New Yorkers Deserve Stronger Laws to Halt Recidivism and Enhance Public Safety
This week, Mayor Eric Adams and I take pride in announcing that major crime in New York City saw a decrease in 2024, with 3,662 fewer reported incidents this year compared to last year.
The number of murders in our city has reached its lowest point in five years.
Shooting incidents and the number of shooting victims have decreased for the third consecutive year, including the lowest shooting incidents in Brooklyn since the early 1990s.
Public housing has also seen a drop in major crime, as has our transit system for the second year in a row. In fact, taking the pandemic years out of the equation, 2024 has been the safest year for major crime in our subways in 14 years.
It’s important to recognize that these reductions in crime have been made possible by the dedication and determination of New York’s Finest. However, we understand that many New Yorkers still do not feel safe.
Their perception of public safety has become their reality—and we understand the reasons behind it: rising rates of recidivism.
When we compare 2024 to 2018, we find an alarming increase in the number of individuals arrested three or more times for the same crime within the same year.
Specifically, there has been a 61.3% increase for burglary, 71.2% for grand larceny, 64.2% for shoplifting, and a staggering 118.6% increase for auto theft.
When we focus on felony assault, the increase is an alarming 146.5%.
The scales have been tipped against our police officers due to a shocking lack of accountability for crime.
If we do not take corrective action, we are unlikely to see the low crime rates that New York City experienced prior to January 2020, when changes to criminal justice laws made it increasingly difficult to keep recidivists incarcerated.
The subway system will always serve as a barometer for public safety perception in our city.
And to all New Yorkers: the crime in subways is not merely a figment of your imagination.
While it is true that major crime in transit has decreased, random acts of violence are on the rise. Often, these frightening incidents are perpetrated by recidivists who should not be roaming our streets or utilizing our subways given their history of violence.
Take, for example, Jamar Banks.
With 40 prior convictions, Banks has a history of violent crime that spans at least 36 years.

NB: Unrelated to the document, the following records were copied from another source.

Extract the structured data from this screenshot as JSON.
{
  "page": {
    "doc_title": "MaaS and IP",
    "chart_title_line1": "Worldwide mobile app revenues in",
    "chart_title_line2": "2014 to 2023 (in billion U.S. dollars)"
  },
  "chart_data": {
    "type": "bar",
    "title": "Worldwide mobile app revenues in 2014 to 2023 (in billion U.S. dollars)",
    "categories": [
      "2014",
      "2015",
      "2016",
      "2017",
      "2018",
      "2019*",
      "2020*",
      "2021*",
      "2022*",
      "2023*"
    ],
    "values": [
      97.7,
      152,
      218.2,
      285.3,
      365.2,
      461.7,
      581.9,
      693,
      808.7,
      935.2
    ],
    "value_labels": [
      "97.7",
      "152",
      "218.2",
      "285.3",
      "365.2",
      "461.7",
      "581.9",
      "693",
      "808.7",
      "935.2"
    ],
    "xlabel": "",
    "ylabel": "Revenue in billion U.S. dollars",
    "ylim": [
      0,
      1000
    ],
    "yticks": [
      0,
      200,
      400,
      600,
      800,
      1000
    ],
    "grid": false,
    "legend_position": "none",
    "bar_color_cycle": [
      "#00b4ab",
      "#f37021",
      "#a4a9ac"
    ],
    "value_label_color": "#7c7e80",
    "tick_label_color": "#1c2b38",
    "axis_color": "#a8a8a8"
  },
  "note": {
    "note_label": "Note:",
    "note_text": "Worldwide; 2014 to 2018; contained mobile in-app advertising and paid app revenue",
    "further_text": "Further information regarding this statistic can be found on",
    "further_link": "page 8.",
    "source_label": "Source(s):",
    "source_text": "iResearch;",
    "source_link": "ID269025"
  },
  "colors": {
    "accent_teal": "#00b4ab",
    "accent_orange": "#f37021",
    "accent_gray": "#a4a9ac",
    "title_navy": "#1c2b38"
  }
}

In 2022, he was arrested for stabbing a man on a subway train, and in 2023, he was arrested with a knife while shoplifting.
This New Year’s Day, he stabbed a man in the back following an argument on a train in Manhattan, and less than a day later, he stabbed an off-duty MTA employee on a train in the Bronx.
Banks was arrested on January 5; when will our criminal justice system ensure he’s not back on our subways?
This troubling pattern is also evident above ground.
Just last month, career criminal Gary Worthy committed armed robbery at a deli in Queens, subsequently shooting and injuring an NYPD officer who responded, as well as injuring an innocent bystander.
Worthy had 17 previous arrests, with seven occurring while he was out on lifetime parole—including arrests for robbery, burglary, and menacing within the past year.
This is a seriously dangerous individual who should not have been allowed on the streets, yet these stories are on repeat—and New Yorkers have had enough.
The situation worsens when examining misdemeanor crimes.
In comparison to 2018, misdemeanor offenses in New York City increased in 2024.
Simultaneously, rates for not prosecuting these crimes have gone up by 31%, and 54% more pre-trial defendants were released on their own recognizance.
It’s disheartening for our officers to repeatedly arrest the same individuals for the same crimes in the same neighborhoods.
And it’s frightening for New Yorkers to encounter the very person who victimized them just days prior walking free in their community.
The era of temporary fixes and half-hearted solutions must come to an end, as the revolving door of the criminal justice system disregards the rights and needs of victims.
New Yorkers demand—and absolutely deserve—better.
Jessica Tisch is the police commissioner of New York City.